Drone warfare has put Turkey on the top

Such operations highlight the changing face of war in one of the world’s most volatile regions. Unmanned aerial vehicles (UAVs) turned the tide in Ankara’s decades-old counterinsurgency against the separatist Kurdistan Workers’ Party in the country’s southeast, northern Iraq, and Syria. Moreover, the deployment of drones has not only been saving the lives of Turkish soldiers but also the financial resources of the defense ministry.

Turkey is using UAVs to gain the upper hand against the Kurdish party’s sister organization, the People’s Protection Units. Turkish drones, after the U.S troops began withdrawing on Oct. 9, 2019, in tandem with fighter jets, started pounding a strip of land along the border with Syria to clear the way for its troops. “In most cases, they reach the scene of the attack and confirm the enemy was totally destroyed,” says Nihat Ali Ozcan, a strategist at the Economic Policy Research Foundation in Ankara. 

Altogether there were three types of drones that have been deployed. The first one was mini-drones used for surveillance and photography. Then comes the much larger Anka-S surveillance drone. The last one was the Bayraktar TB-2, Turkey’s only armed drone. The Institute for Strategic Research in Paris has already recommended that NATO and European militaries ready themselves for drone threats in future conflicts.

Turkish drones

Will future wars be automated?

“Drones will definitely be taking more important roles in the next few years, but they aren’t about to replace soldiers,” says Ben Nassi, a researcher at Ben-Gurion University in Israel. For that to happen, he says, drones will need longer battery life and the development of a centralized computer command-and-control server that will allow a single person to control a swarm of drones, similar to how individual players manage their militaries in a computer game.

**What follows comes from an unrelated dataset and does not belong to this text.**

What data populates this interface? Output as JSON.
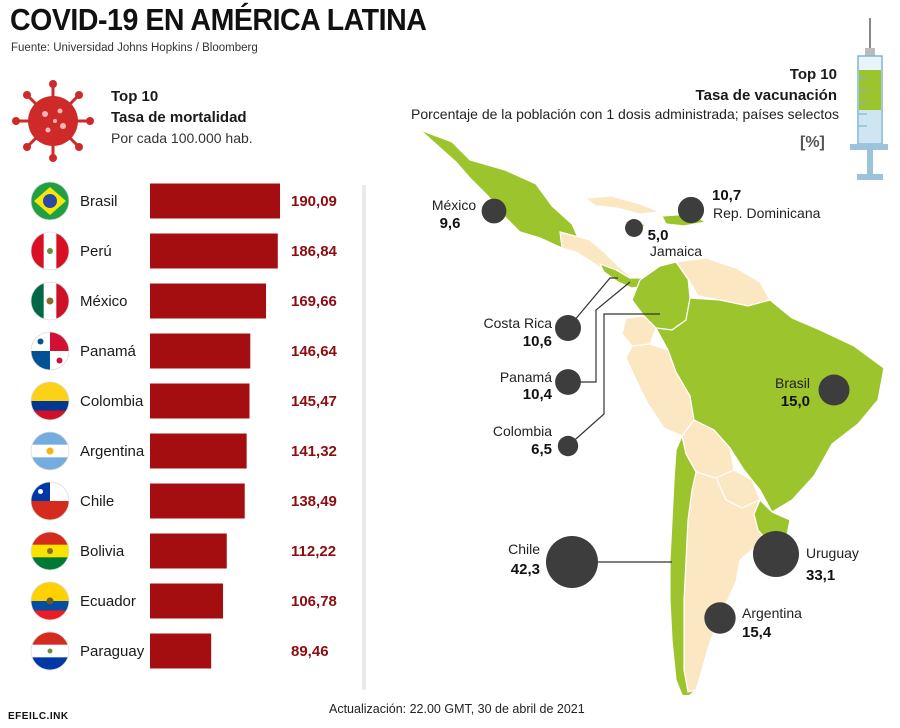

A swarm is a group of unmanned systems working together in a high level of collaboration autonomously (or almost autonomously), as birds or insects do. In 10 years, expect to see more autonomous systems operated by artificial intelligence “working at a high level of collaboration as a swarm, which will alter fighting, as we know it, by changing the rhythm of decision-making, for example, and many other factors that influence war-making,” says Antebi.

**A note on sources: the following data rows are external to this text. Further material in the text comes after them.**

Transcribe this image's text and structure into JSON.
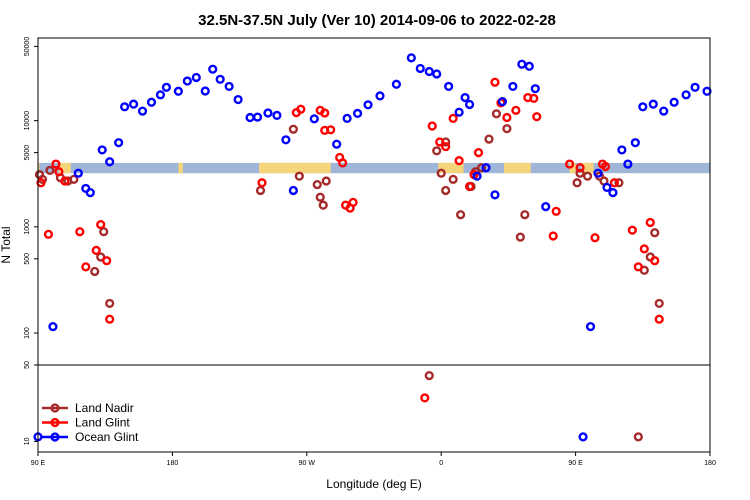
{
  "chart_data": {
    "type": "scatter",
    "title": "32.5N-37.5N July (Ver 10)   2014-09-06 to 2022-02-28",
    "xlabel": "Longitude (deg E)",
    "ylabel": "N Total",
    "x_ticks": [
      {
        "value": 90,
        "label": "90 E"
      },
      {
        "value": 180,
        "label": "180"
      },
      {
        "value": 270,
        "label": "90 W"
      },
      {
        "value": 360,
        "label": "0"
      },
      {
        "value": 450,
        "label": "90 E"
      },
      {
        "value": 540,
        "label": "180"
      }
    ],
    "y_ticks_upper": [
      "100",
      "500",
      "1000",
      "5000",
      "10000",
      "50000"
    ],
    "y_ticks_lower": [
      "10",
      "50"
    ],
    "xlim": [
      90,
      540
    ],
    "ylim_upper": [
      50,
      60000
    ],
    "ylim_lower": [
      8,
      50
    ],
    "y_scale": "log",
    "legend_position": "bottom-left",
    "colors": {
      "land_nadir": "#a52a2a",
      "land_glint": "#ff0000",
      "ocean_glint": "#0000ff",
      "band_land": "#f5d47a",
      "band_ocean": "#9fb6d8"
    },
    "band": {
      "y_range": [
        3200,
        4000
      ],
      "land_segments": [
        [
          90,
          91
        ],
        [
          104,
          112
        ],
        [
          184,
          187
        ],
        [
          238,
          286
        ],
        [
          358,
          375
        ],
        [
          402,
          420
        ],
        [
          446,
          450
        ],
        [
          454,
          462
        ]
      ]
    },
    "series": [
      {
        "name": "Land Nadir",
        "key": "land_nadir",
        "points": [
          [
            91,
            3100
          ],
          [
            93,
            2800
          ],
          [
            98,
            3400
          ],
          [
            105,
            2900
          ],
          [
            110,
            2700
          ],
          [
            114,
            2800
          ],
          [
            128,
            380
          ],
          [
            132,
            520
          ],
          [
            134,
            900
          ],
          [
            138,
            190
          ],
          [
            239,
            2200
          ],
          [
            261,
            8300
          ],
          [
            265,
            3000
          ],
          [
            277,
            2500
          ],
          [
            279,
            1900
          ],
          [
            281,
            1600
          ],
          [
            283,
            2700
          ],
          [
            352,
            40
          ],
          [
            357,
            5200
          ],
          [
            360,
            3200
          ],
          [
            363,
            2200
          ],
          [
            363,
            6300
          ],
          [
            368,
            2800
          ],
          [
            373,
            1300
          ],
          [
            380,
            2400
          ],
          [
            383,
            3300
          ],
          [
            387,
            3600
          ],
          [
            392,
            6700
          ],
          [
            397,
            11600
          ],
          [
            404,
            8400
          ],
          [
            413,
            800
          ],
          [
            416,
            1300
          ],
          [
            451,
            2600
          ],
          [
            453,
            3200
          ],
          [
            458,
            3000
          ],
          [
            466,
            3000
          ],
          [
            469,
            2700
          ],
          [
            479,
            2600
          ],
          [
            492,
            11
          ],
          [
            496,
            390
          ],
          [
            500,
            520
          ],
          [
            503,
            880
          ],
          [
            506,
            190
          ]
        ]
      },
      {
        "name": "Land Glint",
        "key": "land_glint",
        "points": [
          [
            92,
            2600
          ],
          [
            97,
            850
          ],
          [
            102,
            3900
          ],
          [
            104,
            3300
          ],
          [
            108,
            2700
          ],
          [
            118,
            900
          ],
          [
            122,
            420
          ],
          [
            129,
            600
          ],
          [
            132,
            1050
          ],
          [
            136,
            480
          ],
          [
            138,
            135
          ],
          [
            240,
            2600
          ],
          [
            263,
            11900
          ],
          [
            266,
            12800
          ],
          [
            279,
            12500
          ],
          [
            282,
            11800
          ],
          [
            282,
            8100
          ],
          [
            286,
            8200
          ],
          [
            292,
            4500
          ],
          [
            294,
            4000
          ],
          [
            296,
            1600
          ],
          [
            299,
            1500
          ],
          [
            301,
            1700
          ],
          [
            349,
            25
          ],
          [
            354,
            8900
          ],
          [
            359,
            6300
          ],
          [
            363,
            5700
          ],
          [
            368,
            10500
          ],
          [
            372,
            4200
          ],
          [
            379,
            2400
          ],
          [
            382,
            3100
          ],
          [
            385,
            5000
          ],
          [
            396,
            23000
          ],
          [
            400,
            14700
          ],
          [
            404,
            10700
          ],
          [
            410,
            12500
          ],
          [
            418,
            16500
          ],
          [
            422,
            16200
          ],
          [
            424,
            10900
          ],
          [
            435,
            820
          ],
          [
            437,
            1400
          ],
          [
            446,
            3900
          ],
          [
            453,
            3600
          ],
          [
            463,
            790
          ],
          [
            468,
            3900
          ],
          [
            470,
            3700
          ],
          [
            476,
            2600
          ],
          [
            488,
            930
          ],
          [
            492,
            420
          ],
          [
            496,
            620
          ],
          [
            500,
            1100
          ],
          [
            503,
            480
          ],
          [
            506,
            135
          ]
        ]
      },
      {
        "name": "Ocean Glint",
        "key": "ocean_glint",
        "points": [
          [
            90,
            11
          ],
          [
            100,
            115
          ],
          [
            117,
            3200
          ],
          [
            122,
            2300
          ],
          [
            125,
            2100
          ],
          [
            133,
            5300
          ],
          [
            138,
            4100
          ],
          [
            144,
            6200
          ],
          [
            148,
            13500
          ],
          [
            154,
            14300
          ],
          [
            160,
            12300
          ],
          [
            166,
            14900
          ],
          [
            172,
            17500
          ],
          [
            176,
            20600
          ],
          [
            184,
            18900
          ],
          [
            190,
            23600
          ],
          [
            196,
            25500
          ],
          [
            202,
            19000
          ],
          [
            207,
            30500
          ],
          [
            212,
            24500
          ],
          [
            218,
            21000
          ],
          [
            224,
            15800
          ],
          [
            232,
            10700
          ],
          [
            237,
            10800
          ],
          [
            244,
            11800
          ],
          [
            250,
            11200
          ],
          [
            256,
            6600
          ],
          [
            261,
            2200
          ],
          [
            275,
            10400
          ],
          [
            290,
            6000
          ],
          [
            297,
            10500
          ],
          [
            304,
            11700
          ],
          [
            311,
            14100
          ],
          [
            319,
            17100
          ],
          [
            330,
            22000
          ],
          [
            340,
            39000
          ],
          [
            346,
            31000
          ],
          [
            352,
            29000
          ],
          [
            357,
            27500
          ],
          [
            365,
            21000
          ],
          [
            372,
            12000
          ],
          [
            376,
            16500
          ],
          [
            379,
            14200
          ],
          [
            384,
            3000
          ],
          [
            390,
            3600
          ],
          [
            396,
            2000
          ],
          [
            401,
            15100
          ],
          [
            408,
            21000
          ],
          [
            414,
            34000
          ],
          [
            419,
            32500
          ],
          [
            423,
            20000
          ],
          [
            430,
            1550
          ],
          [
            455,
            11
          ],
          [
            460,
            115
          ],
          [
            465,
            3200
          ],
          [
            471,
            2350
          ],
          [
            475,
            2100
          ],
          [
            481,
            5300
          ],
          [
            485,
            3900
          ],
          [
            490,
            6200
          ],
          [
            495,
            13500
          ],
          [
            502,
            14300
          ],
          [
            509,
            12300
          ],
          [
            516,
            14900
          ],
          [
            524,
            17500
          ],
          [
            530,
            20600
          ],
          [
            538,
            18900
          ]
        ]
      }
    ]
  }
}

“The fantasy that many of us have is to have units of robots going in, and that will take a lot of time,” says Daniel Statman, a professor of philosophy at the University of Haifa in Israel who studies drones, robots, and the ethics of war. “Let’s say that in 30 years, we will see more and more automated tools on the battlefield but still see a lot of soldiers.” Statman also sees a future with “robots in the air and on the ground and underwater, and all of them will be based on artificial intelligence and be completely autonomous and very well programmed and know—so to speak—the rules of war, the general conventions on how to distinguish between combatants and noncombatants. We will give them everything we know, and how to identify legitimate military targets, and they will do a much better job than human beings.”